| HN Mirror

Y	Hacker News new \| ask \| show \| jobs

by bb01100100 3420 days ago

I'm a bit late to the party on this post, but a lot has changed since 2015, too:

- Kafka writes its topic offsets into, er, Kafka, rather than Zookeeper; which means ZK load is much lighter. I'd be interested in knowing more about why people find ZK heavy weight - I've found it to be light, unobtrusive and very robust. I also use it for managing state (distributed locks) as brokers boot up and obtain a consistent Broker ID from a defined list of available 'slots' (e.g. if broker 2 goes down, I want the replacement node to also boot up and be assigned broker ID 2; if two nodes go down, I want those free slots to be allocated to the next two nodes that boot up).

- Kafka v0.10 released the Streams API, which has many similarities to Samza, but removes the requirement to run another cluster for your streaming applications (no YARN requirement - phew! Kafka will load balance your consumer-group streaming-app; kill/restart/boot as you see fit). Consume data as streams and build virtual tables (persisted to disk via RocksDB for get/put operations, written into Kafka for availability/persistence); join stream->stream, stream->table, filter, map, aggregate via time windows, write your own processor/transform classes.. it's very flexible without always needing to dive into the lower level Processor API.

- Kafka v0.10.[01] also included an Interactive Queries API - what you get when you realise that your stream apps have created intermediate aggregates/tables of information that would be so handy to query (by other apps, or internally, from across the cluster). I haven't used this API yet, but anticipate doing so in 2017.

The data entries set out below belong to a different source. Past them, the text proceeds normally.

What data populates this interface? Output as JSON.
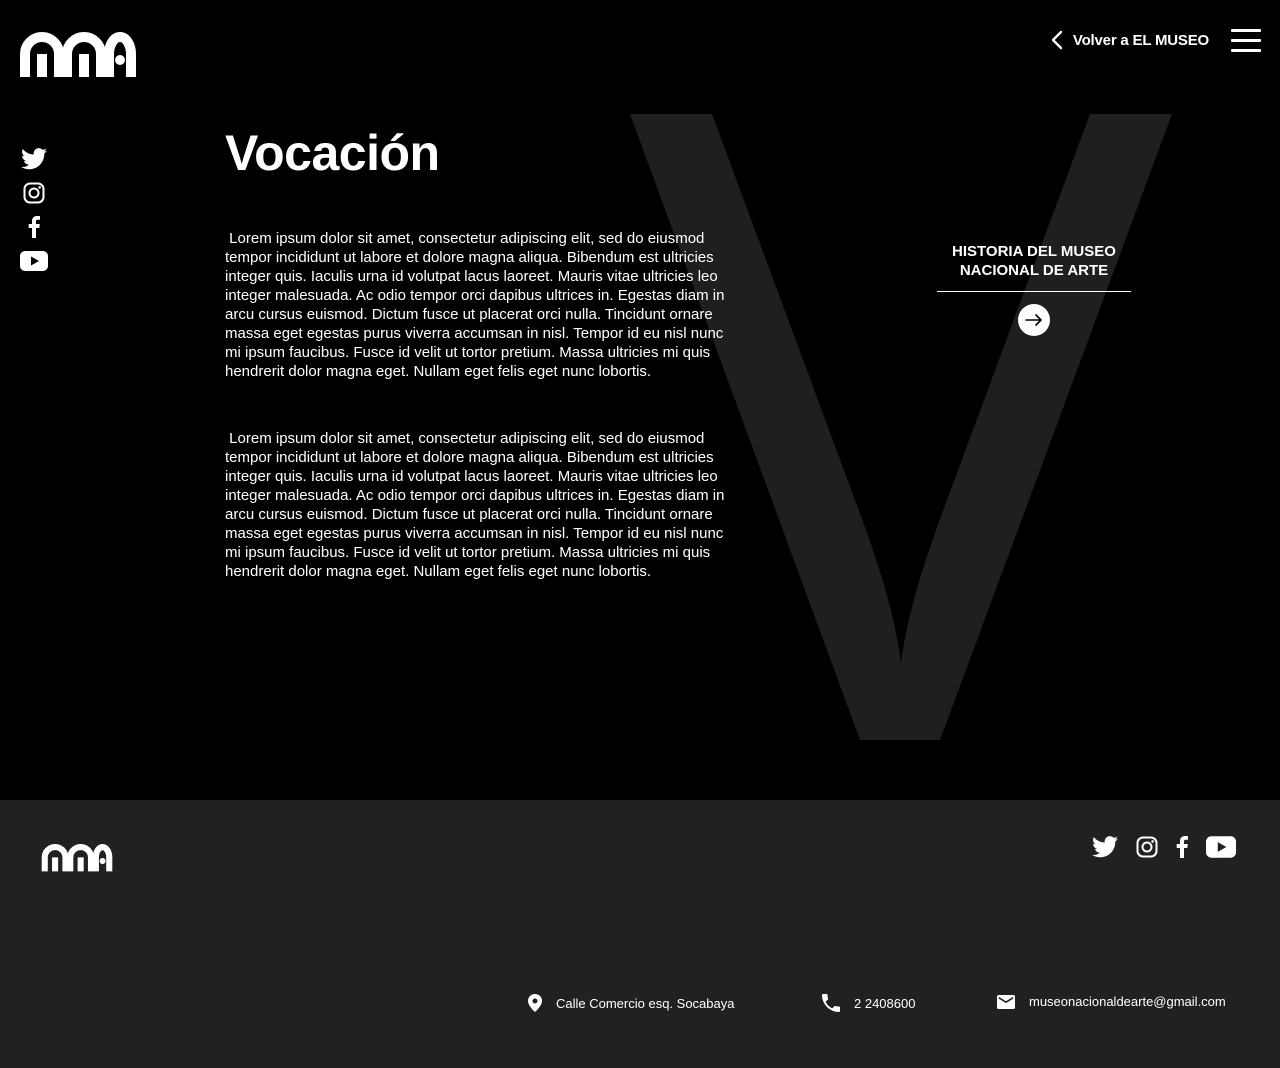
{
  "header": {
    "logo_icon": "mna-logo",
    "back_label": "Volver a EL MUSEO",
    "menu_icon": "hamburger-menu-icon"
  },
  "social": [
    {
      "name": "twitter-icon"
    },
    {
      "name": "instagram-icon"
    },
    {
      "name": "facebook-icon"
    },
    {
      "name": "youtube-icon"
    }
  ],
  "main": {
    "title": "Vocación",
    "decorative_letter": "V",
    "paragraphs": [
      " Lorem ipsum dolor sit amet, consectetur adipiscing elit, sed do eiusmod tempor incididunt ut labore et dolore magna aliqua. Bibendum est ultricies integer quis. Iaculis urna id volutpat lacus laoreet. Mauris vitae ultricies leo integer malesuada. Ac odio tempor orci dapibus ultrices in. Egestas diam in arcu cursus euismod. Dictum fusce ut placerat orci nulla. Tincidunt ornare massa eget egestas purus viverra accumsan in nisl. Tempor id eu nisl nunc mi ipsum faucibus. Fusce id velit ut tortor pretium. Massa ultricies mi quis hendrerit dolor magna eget. Nullam eget felis eget nunc lobortis.",
      " Lorem ipsum dolor sit amet, consectetur adipiscing elit, sed do eiusmod tempor incididunt ut labore et dolore magna aliqua. Bibendum est ultricies integer quis. Iaculis urna id volutpat lacus laoreet. Mauris vitae ultricies leo integer malesuada. Ac odio tempor orci dapibus ultrices in. Egestas diam in arcu cursus euismod. Dictum fusce ut placerat orci nulla. Tincidunt ornare massa eget egestas purus viverra accumsan in nisl. Tempor id eu nisl nunc mi ipsum faucibus. Fusce id velit ut tortor pretium. Massa ultricies mi quis hendrerit dolor magna eget. Nullam eget felis eget nunc lobortis."
    ],
    "card": {
      "title_line1": "HISTORIA DEL MUSEO",
      "title_line2": "NACIONAL DE ARTE",
      "arrow_icon": "arrow-right-icon"
    }
  },
  "footer": {
    "address": "Calle Comercio esq. Socabaya",
    "phone": "2 2408600",
    "email": "museonacionaldearte@gmail.com"
  },
  "colors": {
    "background": "#000000",
    "footer_bg": "#212121",
    "big_letter": "#1f1f1f",
    "text": "#ffffff"
  }
}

Samza to me always felt like it was in tech preview - not comprehensively documented and the only real source of knowledge was reading the source and asking questions in the mailing lists (of which there were excellent and high quality answers).

What other architectures are people using for streaming data pipelines/apps (things that do more than count clicks, i.e. transforms, enrichment, etc) - i.e. lowish latency (event to output in less than, say, five seconds) where relational databases aren't a natural solution?

I'm leveraging Kafka at my day job as a distributed data backbone (company-wide focus - think application logs, app usage logs, usage-derived billing, subscriptions, master data, etc), which when coupled with Streams (new breed of application at this company) gives us our first steps towards event-driven processing and data delivery as a stream of new information, rather than periodic batches.

This provides us with an alternative to the API+database model we've used for more than a decade and which works very well, but there are times when polling isn't the answer. Decoupling producers of data from consumers has subtle but substantial benefits (data liberation, for one, removing/reducing point-to-point integrations for another).